"Hume on Modal Projection." Forthcoming. Mind.
Hume’s claim that we project necessity onto objects we take to be causally related has been influential in contemporary discussions of modality, inspiring deflationary accounts of our modal commitments. Hume is commonly understood as holding that modal projection explains our judging that an effect must follow its cause. This misunderstands the role of projection in Hume’s discussions of causation and causal judgement. Projection is a diagnosis of a distinctively philosophical confusion: the commitment to mind-independent necessary connections. In arguing for this, I provide an account of the psychological process that, in Hume’s view, underlies projection. This account resolves problems with Hume’s projectivism identified by his commentators.
"Fiction and Content in Hume's Labyrinth." Forthcoming. The Philosophical Quarterly.
In the “Appendix” to the Treatise, Hume claims that he has discovered a “very considerable” mistake in his earlier discussion of the self. Hume's expression of the problem is notoriously opaque, leading to a vast scholarly debate as to exactly what problem he identified in his earlier account of the self. I propose a new solution to this interpretive puzzle. I argue that a tension generated by Hume's conceptual skepticism about real “principles of union” and his account of fictions of the imagination is the defect identified in the “Appendix.”

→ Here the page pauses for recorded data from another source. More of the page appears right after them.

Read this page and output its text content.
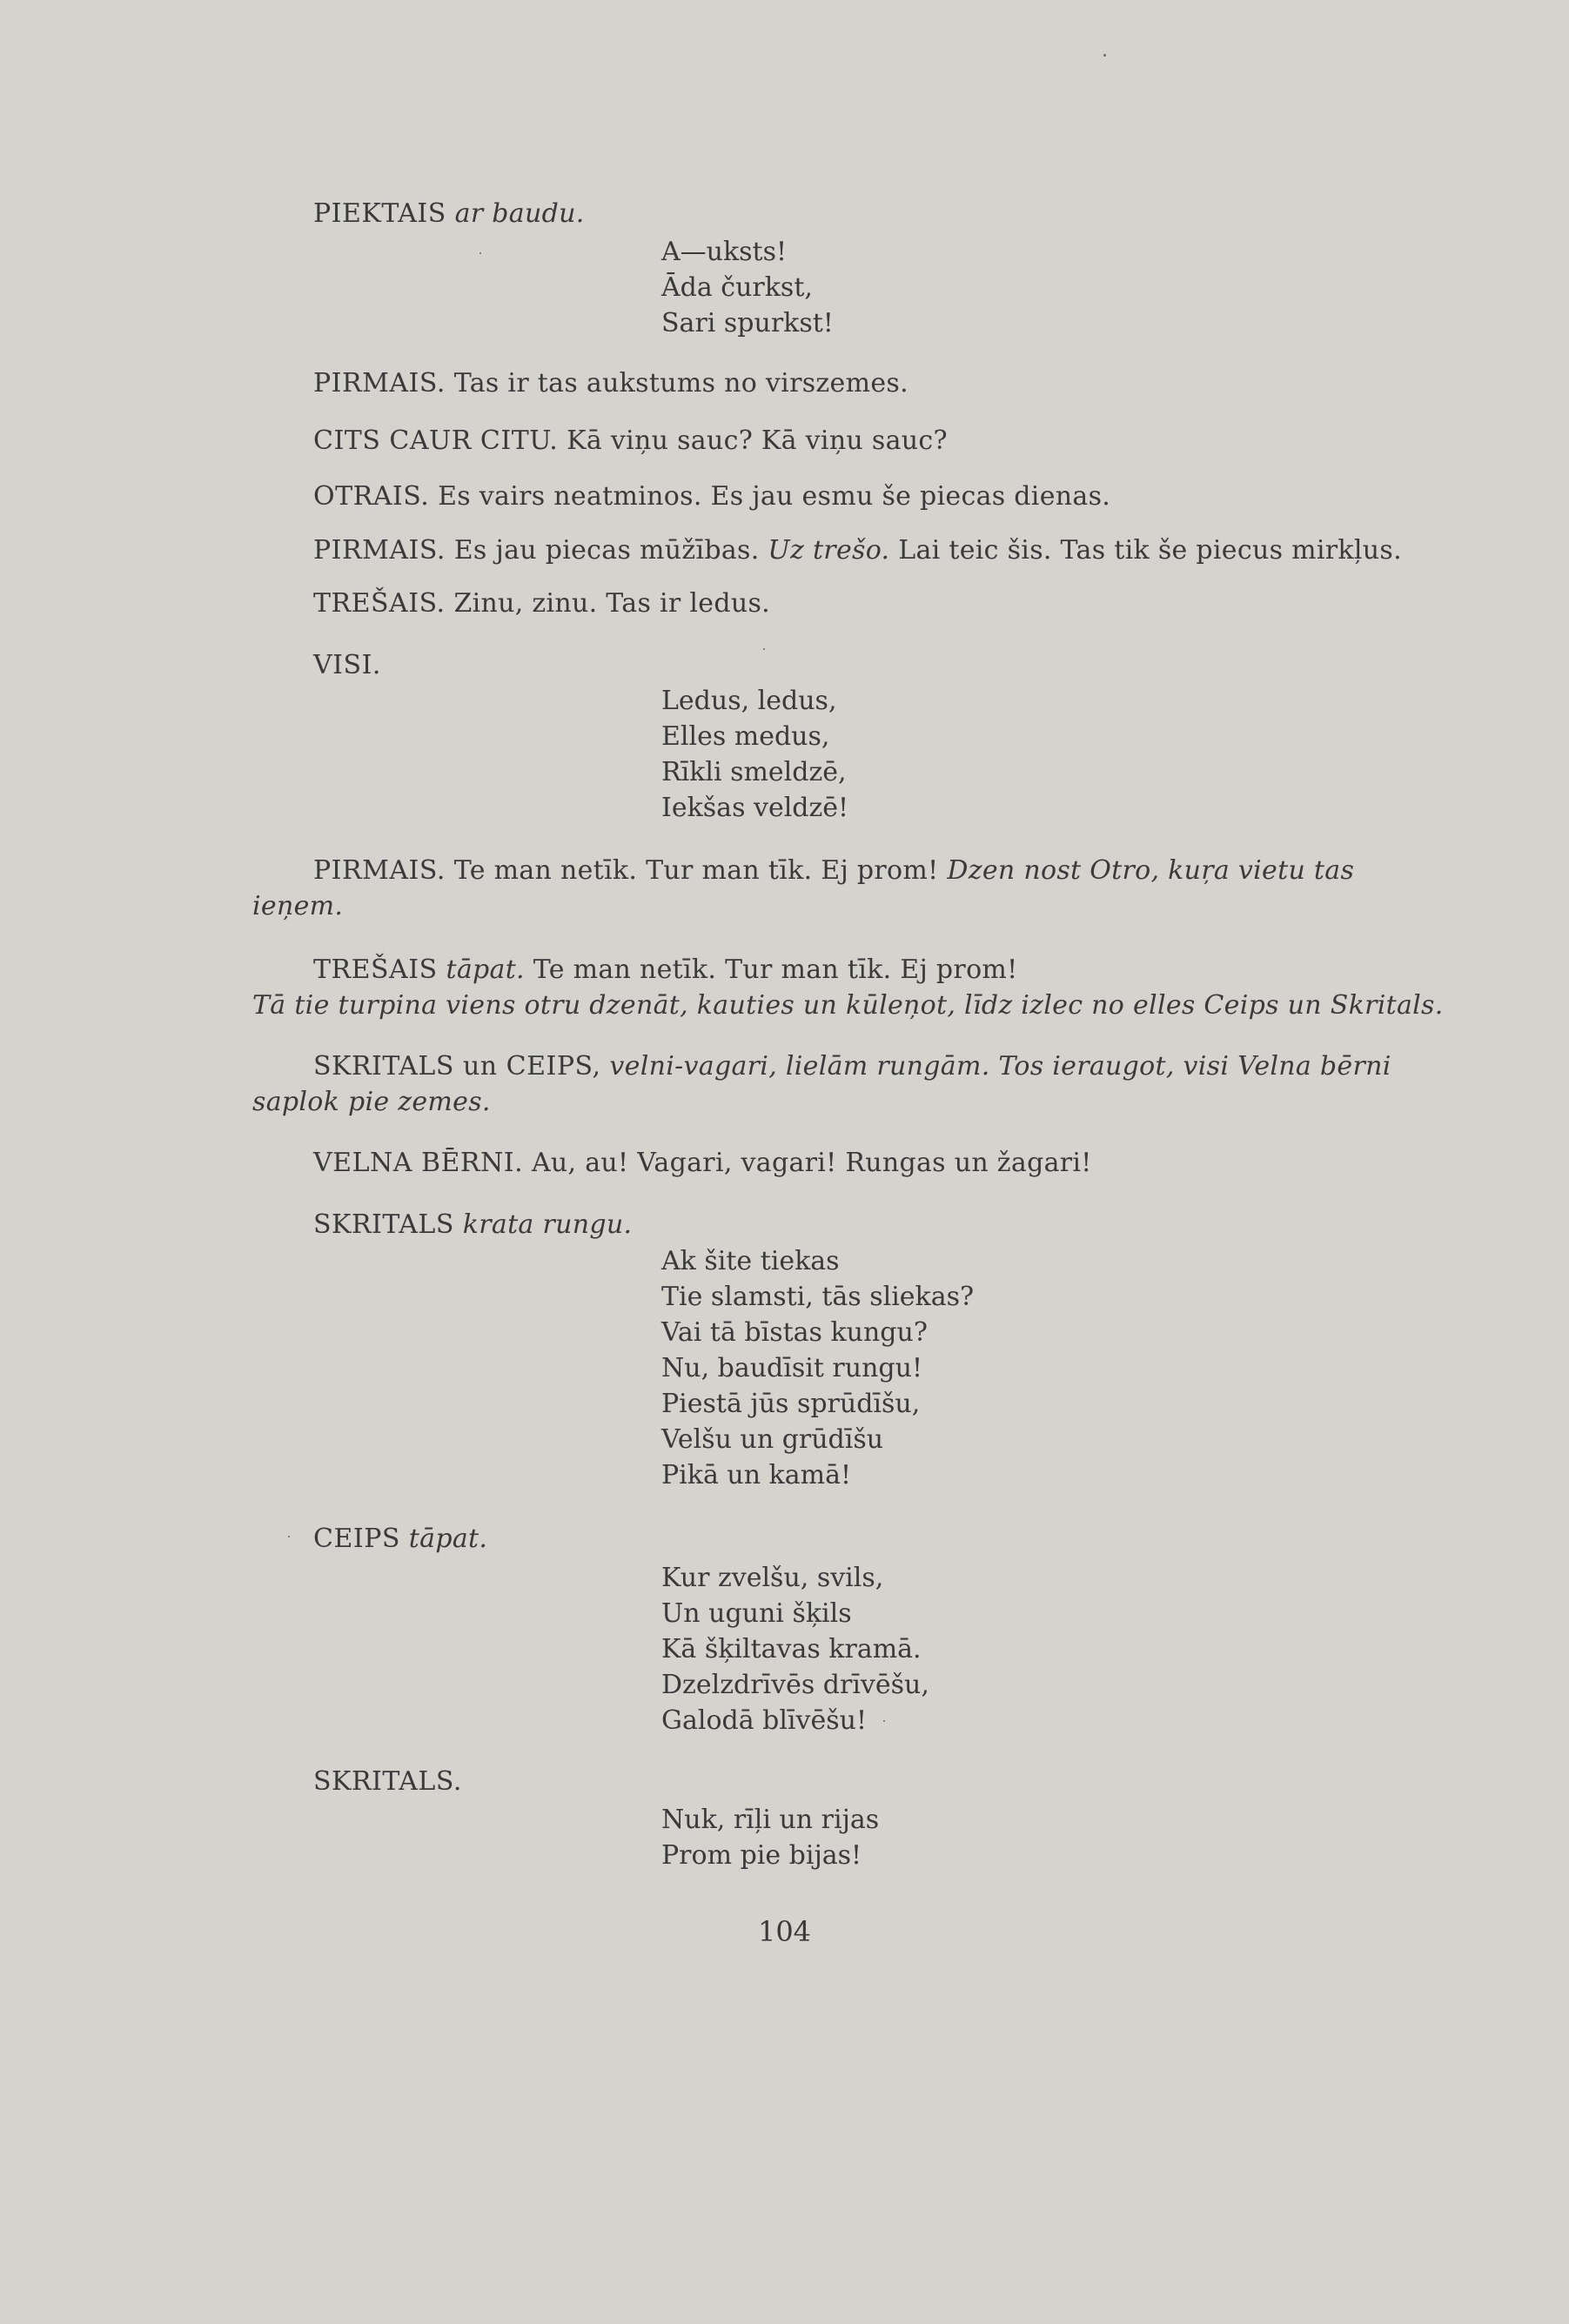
PIEKTAIS ar baudu.
A—uksts!
Āda čurkst,
Sari spurkst!
PIRMAIS. Tas ir tas aukstums no virszemes.
CITS CAUR CITU. Kā viņu sauc? Kā viņu sauc?
OTRAIS. Es vairs neatminos. Es jau esmu še piecas dienas.
PIRMAIS. Es jau piecas mūžības. Uz trešo. Lai teic šis. Tas tik še piecus mirkļus.
TREŠAIS. Zinu, zinu. Tas ir ledus.
VISI.
Ledus, ledus,
Elles medus,
Rīkli smeldzē,
Iekšas veldzē!
PIRMAIS. Te man netīk. Tur man tīk. Ej prom! Dzen nost Otro, kuŗa vietu tas
ieņem.
TREŠAIS tāpat. Te man netīk. Tur man tīk. Ej prom!
Tā tie turpina viens otru dzenāt, kauties un kūleņot, līdz izlec no elles Ceips un Skritals.
SKRITALS un CEIPS, velni-vagari, lielām rungām. Tos ieraugot, visi Velna bērni
saplok pie zemes.
VELNA BĒRNI. Au, au! Vagari, vagari! Rungas un žagari!
SKRITALS krata rungu.
Ak šite tiekas
Tie slamsti, tās sliekas?
Vai tā bīstas kungu?
Nu, baudīsit rungu!
Piestā jūs sprūdīšu,
Velšu un grūdīšu
Pikā un kamā!
CEIPS tāpat.
Kur zvelšu, svils,
Un uguni šķils
Kā šķiltavas kramā.
Dzelzdrīvēs drīvēšu,
Galodā blīvēšu!
SKRITALS.
Nuk, rīļi un rijas
Prom pie bijas!
104
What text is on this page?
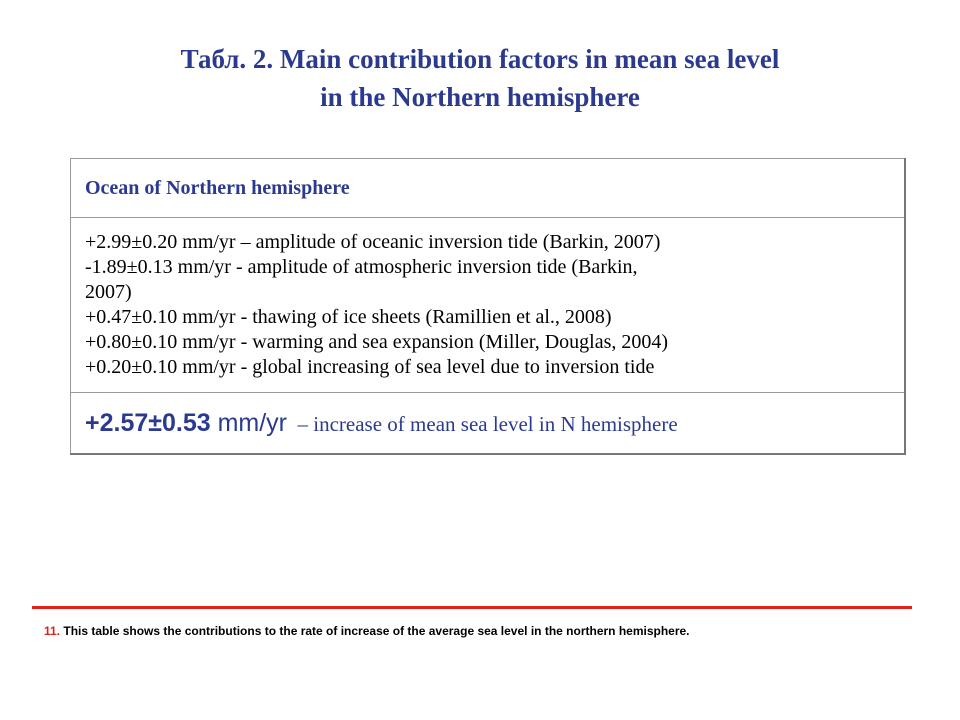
Табл. 2. Main contribution factors in mean sea level
in the Northern hemisphere
Ocean of Northern hemisphere

+2.99±0.20 mm/yr – amplitude of oceanic inversion tide (Barkin, 2007)
-1.89±0.13 mm/yr - amplitude of atmospheric inversion tide (Barkin,
2007)
+0.47±0.10 mm/yr - thawing of ice sheets (Ramillien et al., 2008)
+0.80±0.10 mm/yr - warming and sea expansion (Miller, Douglas, 2004)
+0.20±0.10 mm/yr - global increasing of sea level due to inversion tide

+2.57±0.53 mm/yr  – increase of mean sea level in N hemisphere
11. This table shows the contributions to the rate of increase of the average sea level in the northern hemisphere.
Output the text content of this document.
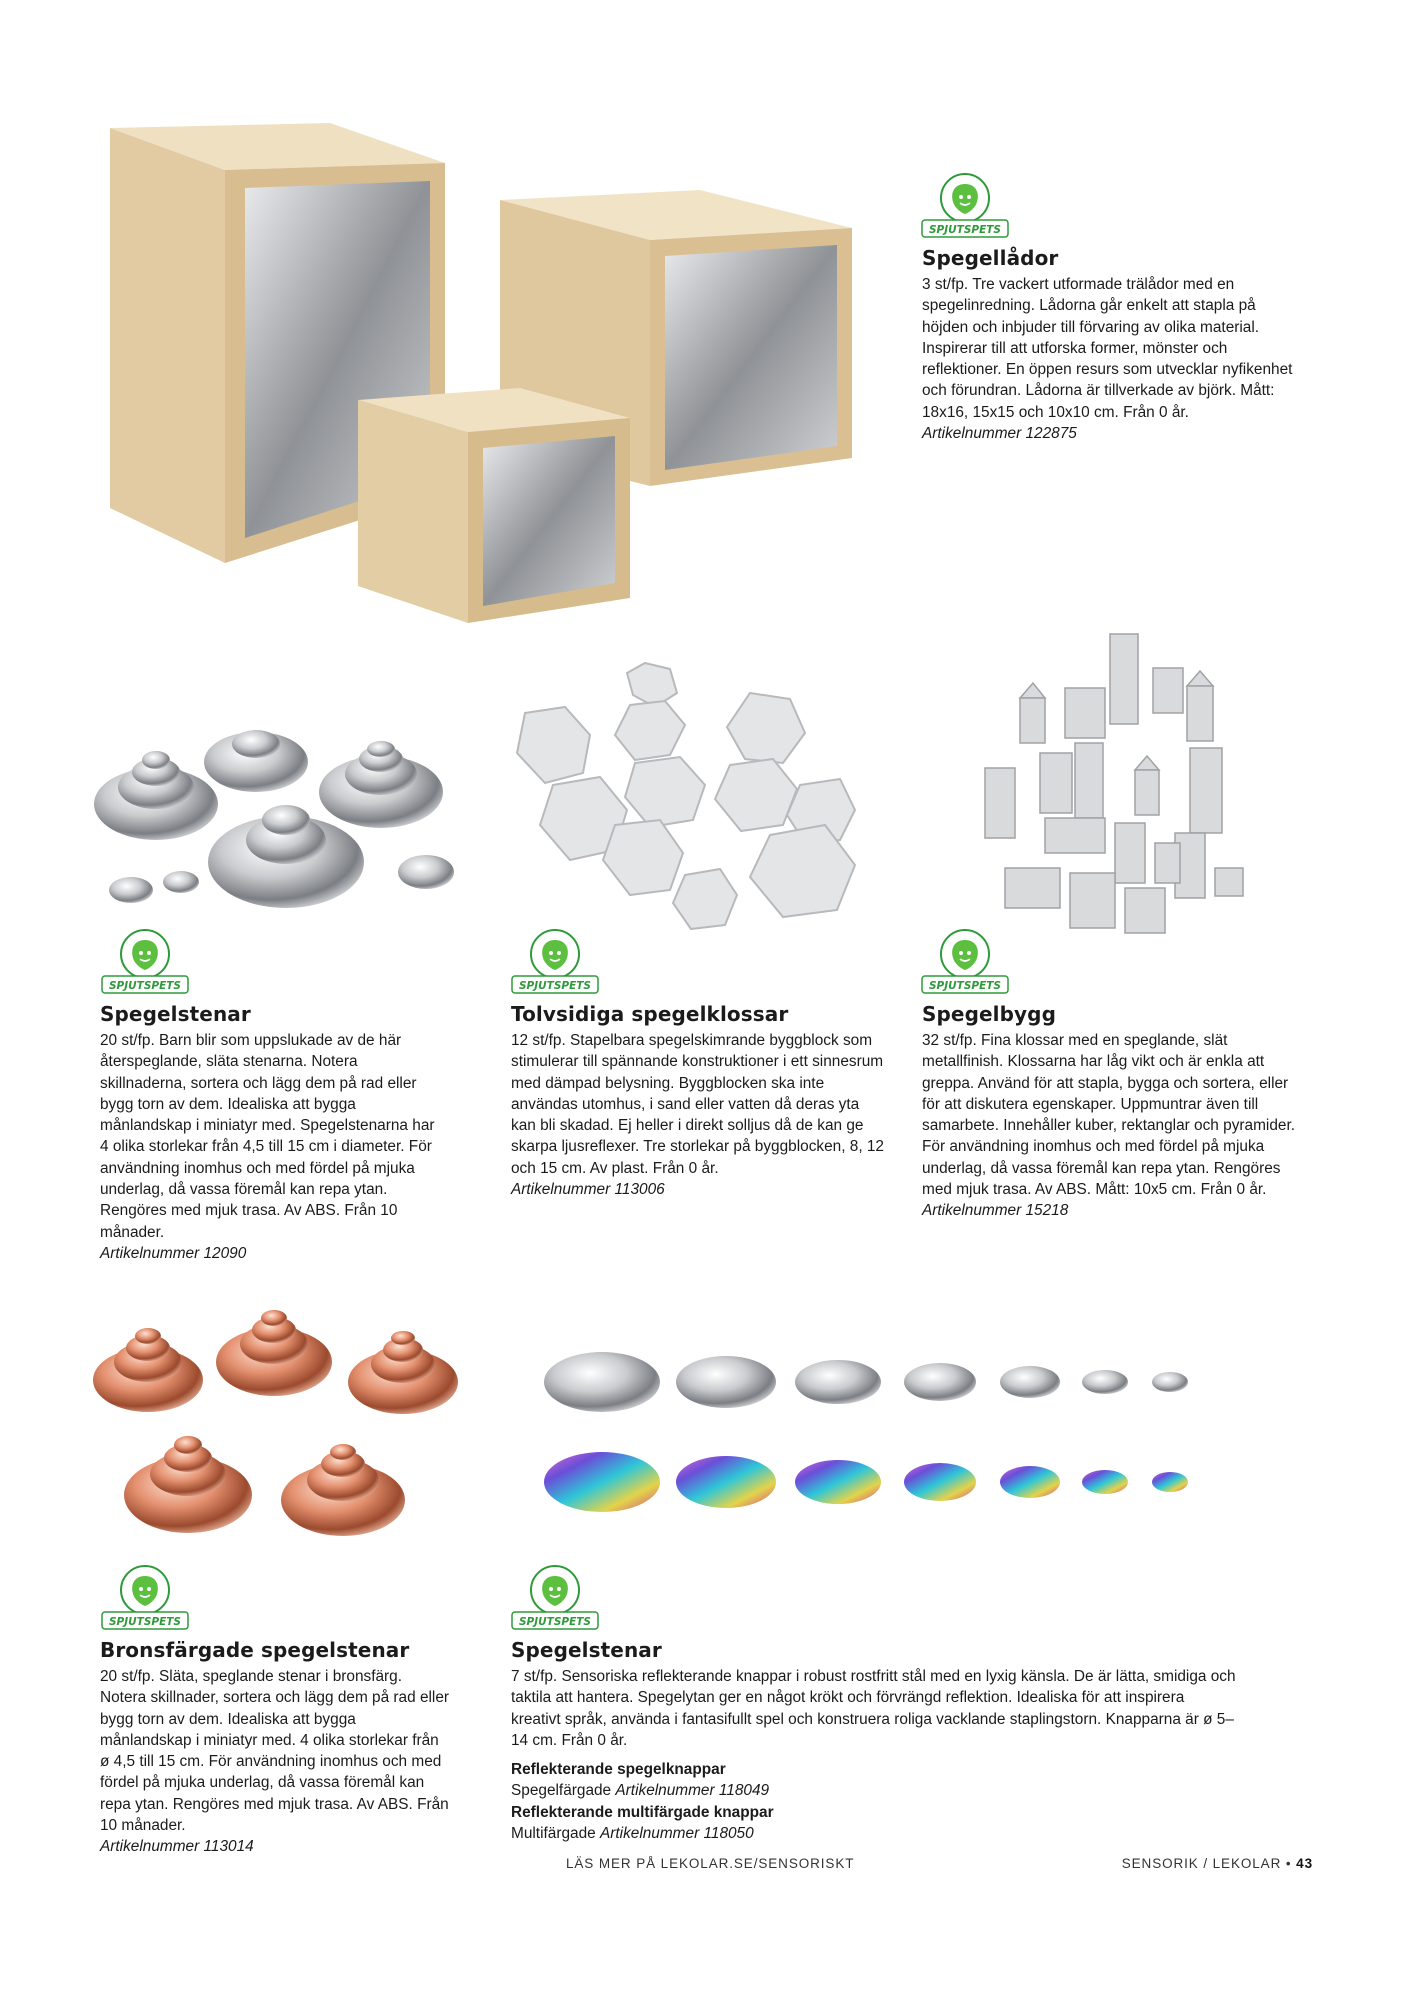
SPJUTSPETS
Spegellådor

3 st/fp. Tre vackert utformade trälådor med en spegelinredning. Lådorna går enkelt att stapla på höjden och inbjuder till förvaring av olika material. Inspirerar till att utforska former, mönster och reflektioner. En öppen resurs som utvecklar nyfikenhet och förundran. Lådorna är tillverkade av björk. Mått: 18x16, 15x15 och 10x10 cm. Från 0 år.

Artikelnummer 122875
SPJUTSPETS	SPJUTSPETS	SPJUTSPETS
Spegelstenar

20 st/fp. Barn blir som uppslukade av de här återspeglande, släta stenarna. Notera skillnaderna, sortera och lägg dem på rad eller bygg torn av dem. Idealiska att bygga månlandskap i miniatyr med. Spegelstenarna har 4 olika storlekar från 4,5 till 15 cm i diameter. För användning inomhus och med fördel på mjuka underlag, då vassa föremål kan repa ytan. Rengöres med mjuk trasa. Av ABS. Från 10 månader.

Artikelnummer 12090
Tolvsidiga spegelklossar

12 st/fp. Stapelbara spegelskimrande byggblock som stimulerar till spännande konstruktioner i ett sinnesrum med dämpad belysning. Byggblocken ska inte användas utomhus, i sand eller vatten då deras yta kan bli skadad. Ej heller i direkt solljus då de kan ge skarpa ljusreflexer. Tre storlekar på byggblocken, 8, 12 och 15 cm. Av plast. Från 0 år.

Artikelnummer 113006
Spegelbygg

32 st/fp. Fina klossar med en speglande, slät metallfinish. Klossarna har låg vikt och är enkla att greppa. Använd för att stapla, bygga och sortera, eller för att diskutera egenskaper. Uppmuntrar även till samarbete. Innehåller kuber, rektanglar och pyramider. För användning inomhus och med fördel på mjuka underlag, då vassa föremål kan repa ytan. Rengöres med mjuk trasa. Av ABS. Mått: 10x5 cm. Från 0 år.

Artikelnummer 15218
SPJUTSPETS	SPJUTSPETS
Bronsfärgade spegelstenar

20 st/fp. Släta, speglande stenar i bronsfärg. Notera skillnader, sortera och lägg dem på rad eller bygg torn av dem. Idealiska att bygga månlandskap i miniatyr med. 4 olika storlekar från ø 4,5 till 15 cm. För användning inomhus och med fördel på mjuka underlag, då vassa föremål kan repa ytan. Rengöres med mjuk trasa. Av ABS. Från 10 månader.

Artikelnummer 113014
Spegelstenar

7 st/fp. Sensoriska reflekterande knappar i robust rostfritt stål med en lyxig känsla. De är lätta, smidiga och taktila att hantera. Spegelytan ger en något krökt och förvrängd reflektion. Idealiska för att inspirera kreativt språk, använda i fantasifullt spel och konstruera roliga vacklande staplingstorn. Knapparna är ø 5–14 cm. Från 0 år.

Reflekterande spegelknappar
Spegelfärgade Artikelnummer 118049
Reflekterande multifärgade knappar
Multifärgade Artikelnummer 118050
LÄS MER PÅ LEKOLAR.SE/SENSORISKT	SENSORIK / LEKOLAR • 43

This paper aims to clarify Locke’s distinction between simple and complex ideas. I argue that Locke accepts what I call the “compositional criterion of simplicity.” According to this criterion, an idea is simple just in case it does not have another idea as a proper part. This criterion is prima facie inconsistent with Locke’s view that there are simple ideas of extension. This objection was presented to Locke by his French translator, Pierre Coste, on behalf of Jean Barbeyrac. Locke responded to Barbeyrac’s objection, but his response, along with a passage from Chapter XV of Book II of the Essay, “Of Duration and Expansion, considered together,” has been taken to show that he did not accept the compositional criterion. I examine these passages and argue that they are not in tension with but rather affirm that criterion.
The Molyneux problem is one of the major questions addressed by early modern authors. Whereas Locke’s response to Molyneux’s question has been the subject of extensive scholarly discussion, Leibniz’s response has received comparatively little attention. This paper defends an interpretation of Leibniz’s nuanced response to the problem and criticizes a competing interpretation that has recently been proposed.
That Socrates took himself to possess a divine sign is well attested by ancient sources. What is problematic for contemporary scholars is that Socrates unfailingly obeys the warnings of his sign. His unquestioning obedience to his sign appears to be in conflict with another of his defining characteristics: namely, his relentless rationality. However, Socrates does not seem to recognize such inconsistency. Is Socrates’ professed commitment to rationality consistent with his unquestioning deference to his daimonion’s warnings? And if so, how? In this paper, I first discuss several solutions to the problem of the daimonion. I aim to show that none of the accounts of Socrates’ sign that have appeared in the scholarly literature are adequate. I then propose a new account of the daimonion, which, I argue, secures the rationality of Socrates’ obedience to his divine sign.